Disrupt CAD III was based on a predicate study—the single-arm ORBIT II IDE study of orbital atherectomy—to develop performance goals that would allow the US Food and Drug Administration (FDA) to evaluate the safety and effectiveness of IVL in a single arm study. Coronary IVL met both the safety and effectiveness goals in Disrupt CAD III with a 30-day freedom from MACE rate of 92.2 percent (p<0.0001) and a procedural success rate of 92.4 percent (p<0.0001), respectively.

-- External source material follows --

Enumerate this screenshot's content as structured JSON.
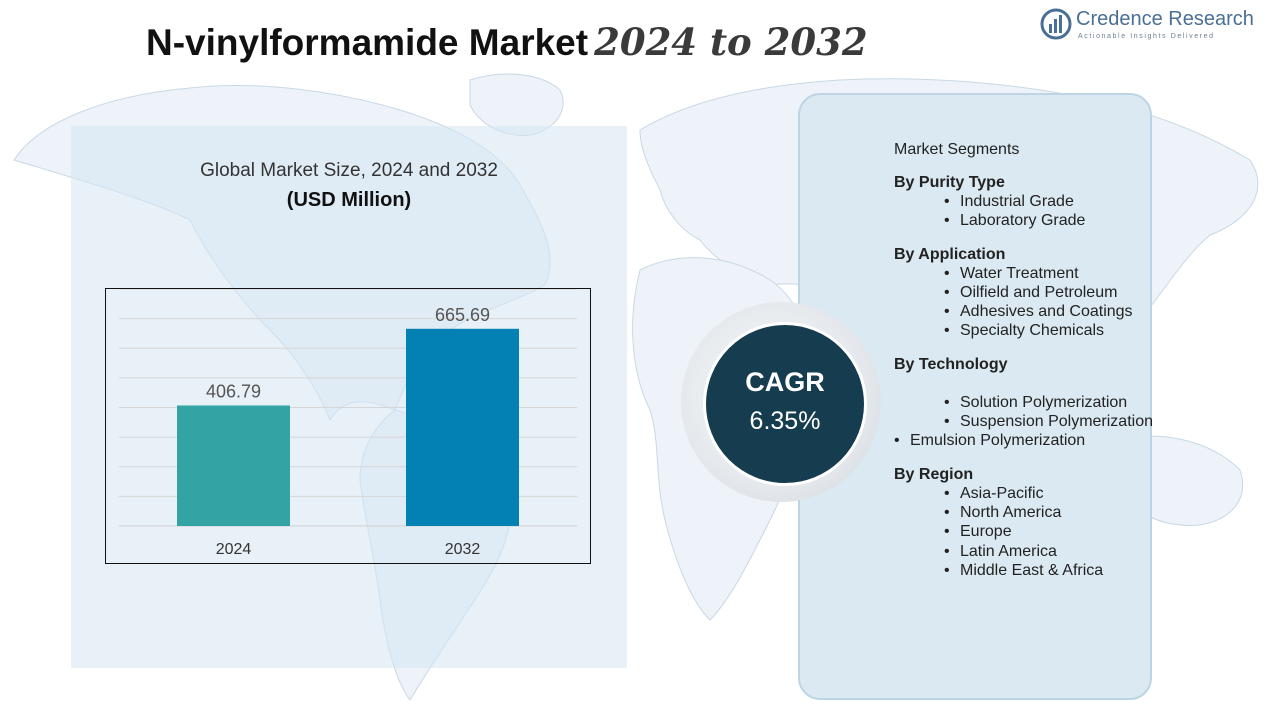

Coronary IVL prior to stent implantation was well tolerated with a low rate of major peri-procedural clinical and angiographic complications. The individual components of the 7.8% MACE rate included low rates of cardiac death (0.5%), myocardial infarction (7.3%), and target vessel revascularization (1.6%) at 30 days following the index procedure.

Freedom from any serious angiographic complication following IVL delivery and at any point during the procedure were 97.4% and 96.9%, respectively. Coronary IVL showed a low risk of complications, including perforation (0.3%), major dissection (0.3%), abrupt closure (0.3%), and slow flow/no reflow (0%) at the end of the procedure.

CAD III demonstrated the effectiveness of coronary IVL in treating calcium with large lumen gains that facilitated stent delivery. On the primary effectiveness endpoint of procedural success (92.4%), the individual endpoints included successful stent delivery in 99.2% of patients, a residual stenosis of less than 50% in all cases, and no in-hospital MACE in 93% of patients.

Despite the marked severity of the calcified lesions treated, IVL was able to cross and deliver therapy in 98.2% of lesions (377/384), which reflected successful stent delivery 99.2% of the time. At the end of the procedure post-stent, IVL resulted in an average acute gain of 1.7mm and an average final in-stent residual stenosis of 11.9%.

“The presentation and publication of the CAD III study is not only a significant milestone for the investigators and the company, but also for the interventional cardiology community at large,” said Keith Dawkins, chief medical officer of Shockwave Medical. “CAD III sets a new benchmark for the treatment of complex coronary calcification. I want to commend the many physicians and their clinical coordinators for their diligent work in evaluating this novel technology.”